Заметила его сразу после первой же лекции: защитного цвета юнгштурмовский костюм, ремешок через плечо — комсомолец. Стоял скучный у перил лестницы. Она заправила челку под красный беретик и с тех пор — только об этом парне. Вся последняя страница ее общей тетради исписана одним и тем же: «Николай», «Коля», «Коленька».
Потом его избрали старостой. Все голосовали «за», только она воздержалась. «Почему?» Ответила: «Я еще не знаю, какой он — хороший или плохой». Так и занесли в протокол: «Избран единогласно при одном воздержавшемся». А Бориска Клямкин насмешливо спросил: «Ты что, колхозному крестьянству не доверяешь?»

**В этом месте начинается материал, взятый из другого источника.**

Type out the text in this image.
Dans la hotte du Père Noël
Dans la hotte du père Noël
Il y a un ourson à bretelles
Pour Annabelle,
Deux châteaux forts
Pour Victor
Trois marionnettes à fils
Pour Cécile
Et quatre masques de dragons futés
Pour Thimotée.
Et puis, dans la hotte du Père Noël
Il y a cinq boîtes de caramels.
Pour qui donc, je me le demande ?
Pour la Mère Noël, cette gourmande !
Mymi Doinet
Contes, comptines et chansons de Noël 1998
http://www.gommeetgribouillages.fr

По сути, Николай делал то же, что и в школе: вел учет посещаемости, снабжал товарищей учебными пособиями. Только здесь все они повзрослее, а то и вдвое старше. В год его поступления в Химико-технологический институт вместо четырехлетнего обучения ввели пятый курс и трехбалльную систему оценок. При распределении стипендий стали учитывать не только общественную работу, но и «академику» — успеваемость.
В актовом зале, над сценой, развернут оборотной стороной рулон обоев. На нем красными буквами:
«Растет, ширится пролетарская культура. Да здравствует вторая пятилетка! Стране нужны свои надежные специалисты. Профессора! Преподаватели! Студенты! Боритесь за лучшие показатели подготовки советских инженеров-химиков».

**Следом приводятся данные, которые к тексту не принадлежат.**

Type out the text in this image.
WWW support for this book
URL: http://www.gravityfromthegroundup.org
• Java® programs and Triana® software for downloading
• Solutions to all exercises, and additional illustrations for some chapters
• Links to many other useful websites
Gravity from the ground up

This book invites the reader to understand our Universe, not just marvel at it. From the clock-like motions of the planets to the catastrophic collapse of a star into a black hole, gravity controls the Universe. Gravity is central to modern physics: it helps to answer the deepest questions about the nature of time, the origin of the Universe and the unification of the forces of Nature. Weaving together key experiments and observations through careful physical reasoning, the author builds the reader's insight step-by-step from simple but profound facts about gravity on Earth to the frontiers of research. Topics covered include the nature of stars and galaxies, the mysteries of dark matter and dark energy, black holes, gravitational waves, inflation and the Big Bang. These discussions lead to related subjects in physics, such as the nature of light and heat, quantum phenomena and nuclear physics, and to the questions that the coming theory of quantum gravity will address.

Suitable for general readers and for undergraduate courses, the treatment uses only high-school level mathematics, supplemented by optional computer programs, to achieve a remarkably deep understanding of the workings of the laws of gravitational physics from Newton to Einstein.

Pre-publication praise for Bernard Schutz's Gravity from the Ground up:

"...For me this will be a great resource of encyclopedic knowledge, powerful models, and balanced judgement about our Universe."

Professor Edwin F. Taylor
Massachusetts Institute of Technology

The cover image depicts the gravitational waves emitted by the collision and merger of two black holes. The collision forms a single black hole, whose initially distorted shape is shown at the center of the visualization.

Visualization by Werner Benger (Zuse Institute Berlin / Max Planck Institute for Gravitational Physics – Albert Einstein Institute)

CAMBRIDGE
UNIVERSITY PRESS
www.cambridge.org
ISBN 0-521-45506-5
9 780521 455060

Времени для домашней самостоятельной работы дают теперь достаточно. Но заниматься он предпочитает отдельно. В небольшом читальном зале заводской технической библиотеки, если открыт. Или в Центральной городской библиотеке, где шум шагов и отодвигаемых стульев поглощается ковровыми дорожками, где на всех столах электрические лампочки с одинаковыми зелеными колпачками, где отгоняются посторонние мысли. Впереди затылки, затылки, затылки. На столе — раскрытая книга. Пиши и думай. Думай и запоминай. И то, что обычно не выучишь за неделю, здесь откладывалось в голове за день-два.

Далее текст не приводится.